I thought this was funny, because barrels are friction-fit. No glue, no nails, no nothing. Just iron bands. When you cut a barrel in half, you totally screw that up. An empty half-barrel has no structural integrity. You should be able to pull it apart with your bare hands. But it’s no big deal, because once you fit all the pieces back together, it’s fine.
The Home Depot guy was mortified. I’m pretty sure he thought I was going to tell them to keep their falling-apart product. I said, just give me all the pieces, and I’ll be fine. It’s now a some-assembly-required product.
He granted me a deep discount on the second barrel. I got the impression he was glad to be rid of it.
5: Some assembly required.
To re-assemble your whiskey half-barrel, you will need:
- A box to hold the barrel bottom one (half-) stave-length off the ground.
- A piece of rope, the stretchier the better.
- A hammer, a pry bar, a steel putty knife, and a piece of rebar or equivalent.
From top to bottom, left to right, above:
- Upper Left: Place the barrel bottom on top of the box, charcoal side down.
- Upper Right: Arrange staves around the bottom as best you can, trying to get the notch in the staves to lock into the rim of the barrel bottom. The steel putty knife is particularly useful here, for prying up staves that sit too low relative to the bottom of the barrel.
- Middle Left: Once you have most of the staves in place, tie a rope around that so that they stay put.
- Middle Right: Drop the iron hoops over the staves, taking care to note that the hoops themselves are narrower on one end than the other.

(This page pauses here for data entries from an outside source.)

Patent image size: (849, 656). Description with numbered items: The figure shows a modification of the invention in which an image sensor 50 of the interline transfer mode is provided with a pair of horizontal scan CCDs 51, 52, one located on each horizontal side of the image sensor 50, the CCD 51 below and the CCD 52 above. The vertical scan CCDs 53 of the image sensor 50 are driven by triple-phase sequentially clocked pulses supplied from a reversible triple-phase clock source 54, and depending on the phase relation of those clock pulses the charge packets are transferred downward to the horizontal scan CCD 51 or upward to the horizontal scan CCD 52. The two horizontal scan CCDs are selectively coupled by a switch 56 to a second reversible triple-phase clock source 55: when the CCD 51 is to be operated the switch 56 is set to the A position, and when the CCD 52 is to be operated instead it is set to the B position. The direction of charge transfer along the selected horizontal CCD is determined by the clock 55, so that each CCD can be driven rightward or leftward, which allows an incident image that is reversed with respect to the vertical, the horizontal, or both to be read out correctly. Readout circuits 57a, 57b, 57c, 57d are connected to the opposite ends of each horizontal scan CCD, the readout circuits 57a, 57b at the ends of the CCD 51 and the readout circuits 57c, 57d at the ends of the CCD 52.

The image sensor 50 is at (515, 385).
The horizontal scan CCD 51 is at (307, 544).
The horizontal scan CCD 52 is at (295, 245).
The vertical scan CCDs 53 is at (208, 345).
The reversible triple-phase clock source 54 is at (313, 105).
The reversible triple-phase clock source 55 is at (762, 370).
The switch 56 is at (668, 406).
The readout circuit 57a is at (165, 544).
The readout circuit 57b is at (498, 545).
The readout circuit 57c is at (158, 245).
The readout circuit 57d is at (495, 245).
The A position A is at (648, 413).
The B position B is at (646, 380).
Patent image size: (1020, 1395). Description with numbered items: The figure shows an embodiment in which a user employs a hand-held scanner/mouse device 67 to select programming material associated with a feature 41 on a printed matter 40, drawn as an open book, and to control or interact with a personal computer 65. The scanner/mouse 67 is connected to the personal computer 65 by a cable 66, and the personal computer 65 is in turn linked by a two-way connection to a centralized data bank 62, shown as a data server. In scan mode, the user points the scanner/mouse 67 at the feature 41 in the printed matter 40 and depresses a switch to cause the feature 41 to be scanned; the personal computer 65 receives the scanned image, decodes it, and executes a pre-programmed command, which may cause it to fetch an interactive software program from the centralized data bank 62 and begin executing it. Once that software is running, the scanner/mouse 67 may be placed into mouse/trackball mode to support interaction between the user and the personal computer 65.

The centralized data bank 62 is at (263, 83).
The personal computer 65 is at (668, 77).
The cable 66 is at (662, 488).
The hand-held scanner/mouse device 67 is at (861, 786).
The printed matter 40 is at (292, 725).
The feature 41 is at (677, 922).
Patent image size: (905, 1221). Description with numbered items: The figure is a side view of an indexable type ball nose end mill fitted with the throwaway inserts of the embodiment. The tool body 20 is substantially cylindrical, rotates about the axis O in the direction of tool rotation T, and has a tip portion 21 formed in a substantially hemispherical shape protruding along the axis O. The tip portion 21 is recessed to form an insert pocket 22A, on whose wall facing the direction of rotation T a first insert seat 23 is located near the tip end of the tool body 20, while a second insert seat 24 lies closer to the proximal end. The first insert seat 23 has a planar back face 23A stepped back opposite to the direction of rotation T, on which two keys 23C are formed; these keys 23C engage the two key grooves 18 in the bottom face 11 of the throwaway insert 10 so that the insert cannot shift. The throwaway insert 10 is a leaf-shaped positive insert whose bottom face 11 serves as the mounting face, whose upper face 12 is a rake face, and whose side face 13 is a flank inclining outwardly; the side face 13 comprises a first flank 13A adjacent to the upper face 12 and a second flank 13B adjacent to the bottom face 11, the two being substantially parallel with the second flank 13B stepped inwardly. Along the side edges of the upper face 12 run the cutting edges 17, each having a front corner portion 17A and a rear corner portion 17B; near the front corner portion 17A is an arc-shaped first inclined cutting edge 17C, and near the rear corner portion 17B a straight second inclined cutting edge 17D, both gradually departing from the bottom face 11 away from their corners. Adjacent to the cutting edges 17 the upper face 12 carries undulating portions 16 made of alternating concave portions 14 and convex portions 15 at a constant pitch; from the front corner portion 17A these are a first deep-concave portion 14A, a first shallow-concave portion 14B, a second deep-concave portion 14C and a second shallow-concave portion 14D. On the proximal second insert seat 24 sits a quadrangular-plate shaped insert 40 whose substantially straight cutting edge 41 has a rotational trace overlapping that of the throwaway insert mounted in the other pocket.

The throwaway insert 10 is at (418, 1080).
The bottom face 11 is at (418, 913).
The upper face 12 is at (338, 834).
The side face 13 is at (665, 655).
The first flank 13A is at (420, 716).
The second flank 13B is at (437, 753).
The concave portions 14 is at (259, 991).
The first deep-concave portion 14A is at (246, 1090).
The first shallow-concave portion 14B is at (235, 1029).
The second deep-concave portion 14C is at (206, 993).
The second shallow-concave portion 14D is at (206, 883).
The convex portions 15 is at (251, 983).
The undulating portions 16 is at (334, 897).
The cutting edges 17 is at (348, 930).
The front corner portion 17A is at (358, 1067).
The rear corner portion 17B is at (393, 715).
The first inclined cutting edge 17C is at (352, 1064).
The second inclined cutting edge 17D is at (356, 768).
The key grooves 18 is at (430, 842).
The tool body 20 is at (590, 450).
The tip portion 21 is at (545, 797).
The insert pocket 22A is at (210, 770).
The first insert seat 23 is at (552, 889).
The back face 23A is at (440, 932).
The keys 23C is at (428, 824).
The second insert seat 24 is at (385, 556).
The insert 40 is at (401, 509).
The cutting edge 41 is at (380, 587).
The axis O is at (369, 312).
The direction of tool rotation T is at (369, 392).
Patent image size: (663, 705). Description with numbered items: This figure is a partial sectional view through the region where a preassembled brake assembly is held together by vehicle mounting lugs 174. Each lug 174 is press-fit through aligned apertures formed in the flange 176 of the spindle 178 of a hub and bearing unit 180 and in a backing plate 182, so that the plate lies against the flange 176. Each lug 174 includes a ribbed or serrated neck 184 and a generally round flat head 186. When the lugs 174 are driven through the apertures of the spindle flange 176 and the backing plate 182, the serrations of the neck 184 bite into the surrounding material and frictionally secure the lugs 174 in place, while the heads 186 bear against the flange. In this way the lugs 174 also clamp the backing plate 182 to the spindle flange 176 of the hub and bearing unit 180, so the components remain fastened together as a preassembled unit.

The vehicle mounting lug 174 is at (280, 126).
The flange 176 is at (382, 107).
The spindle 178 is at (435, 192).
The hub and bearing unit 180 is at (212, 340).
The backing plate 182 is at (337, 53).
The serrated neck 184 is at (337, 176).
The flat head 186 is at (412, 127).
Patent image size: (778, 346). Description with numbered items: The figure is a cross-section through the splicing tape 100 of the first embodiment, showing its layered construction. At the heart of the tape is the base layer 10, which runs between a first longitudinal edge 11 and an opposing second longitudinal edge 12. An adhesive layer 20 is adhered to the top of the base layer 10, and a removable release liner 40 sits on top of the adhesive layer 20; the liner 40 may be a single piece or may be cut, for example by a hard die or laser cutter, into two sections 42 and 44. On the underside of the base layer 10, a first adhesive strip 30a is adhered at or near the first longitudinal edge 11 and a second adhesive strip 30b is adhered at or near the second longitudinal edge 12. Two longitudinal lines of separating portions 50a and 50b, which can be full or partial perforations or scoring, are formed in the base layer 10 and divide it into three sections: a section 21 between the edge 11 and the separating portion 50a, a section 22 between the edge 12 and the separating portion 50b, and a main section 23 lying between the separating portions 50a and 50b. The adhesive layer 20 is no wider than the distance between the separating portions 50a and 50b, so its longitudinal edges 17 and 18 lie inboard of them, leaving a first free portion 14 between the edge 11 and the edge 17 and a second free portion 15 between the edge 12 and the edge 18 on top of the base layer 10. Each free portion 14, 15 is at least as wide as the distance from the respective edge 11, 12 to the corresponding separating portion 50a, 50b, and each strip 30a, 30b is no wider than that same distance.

If small nails remain in the hoops, pound those nails out first. At this stage, continue to adjust the staves to fit the bottom and one another.
- Lower Left: Hammer the iron hoops down by going around each hoop, striking blows. (Watch any YouTube video on barrel making to get the gist of this). Continue to adjust staves as needed.
- Lower right: The final product. Note that the top line is slightly uneven, because there’s no way to get the staves back into their original order (without doing a whole lot of work). Make any final adjustments to the staves at this point.
How does one ” ..adjust the staves to fit the bottom and one another”? Move them any which way but loose. It’s an iterative process. The only rules are:
- All staves must be used.
- Each stave’s notch must be seated on the barrel head.
- No huge gaps.
It ain’t gonna be water-tight when you’re done. It should be a little loosey-goosey when finished. Above, the iron bands sit high (tight), above the rust marks left on the staves. I need to hammer the bands back to nearer their original position (looser) before I fill this with dirt. Tap in some new nails to keep them there.
Mañana
.
Conclusion
I haven’t filled these yet, which will be another $25 or so in materials.
All told, I only need to grow 20 artichokes to break even. Surely I’ll be coming ahead on this cost-saving move well before the end of the decade. After that, it’s all gravy.